We changed these mappings from `EAGER` (default) to `LAZY` to `@ManyToOne(fetch = FetchType.LAZY)` and got this result:
| with recursive grants as ( select descendantUuid, ascendantUuid from RbacGrants where descendantUuid = grantedId union all select ""grant"".descendantUuid, ""grant"".ascendantUuid from RbacGrants ""grant"" inner join grants recur on recur.ascendantUuid = ""grant"".descendantUuid ) select exists ( select $3 from grants where ascendantUuid = any(granteeIds) ) or grantedId = any(granteeIds) | 47538 | 0 | 0 |
insert into RbacGrants (grantedByTriggerOf, ascendantuuid, descendantUuid, assumed) values (currentTriggerObjectUuid(), superRoleId, subRoleId, doAssume) on conflict do nothing | 40472 | 0 | 0 |
Now, finally, the total runtime of the import was down to 12 minutes.
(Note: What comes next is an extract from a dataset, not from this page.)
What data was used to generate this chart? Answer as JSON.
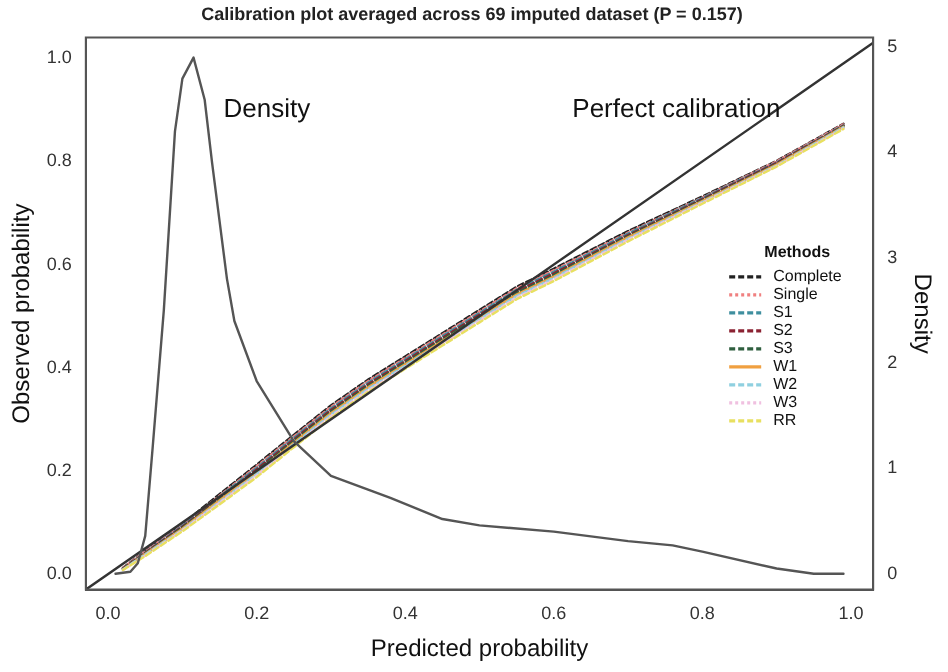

This is repeatable, where originally, the import took about 25mins in most cases and just rarely - and for unknown reasons - 10min.
## Summary
That the import runtime is down to about 12min is repeatable, where originally, the import took about 25mins in most cases and just rarely - and for unknown reasons - just 10min.
Merging the recursive CTE query to determine the RBAC SELECT-permission, made it more clear which business-queries take the time.
Avoiding EAGER-loading where not neccessary, reduced the total runtime of the import to about the half.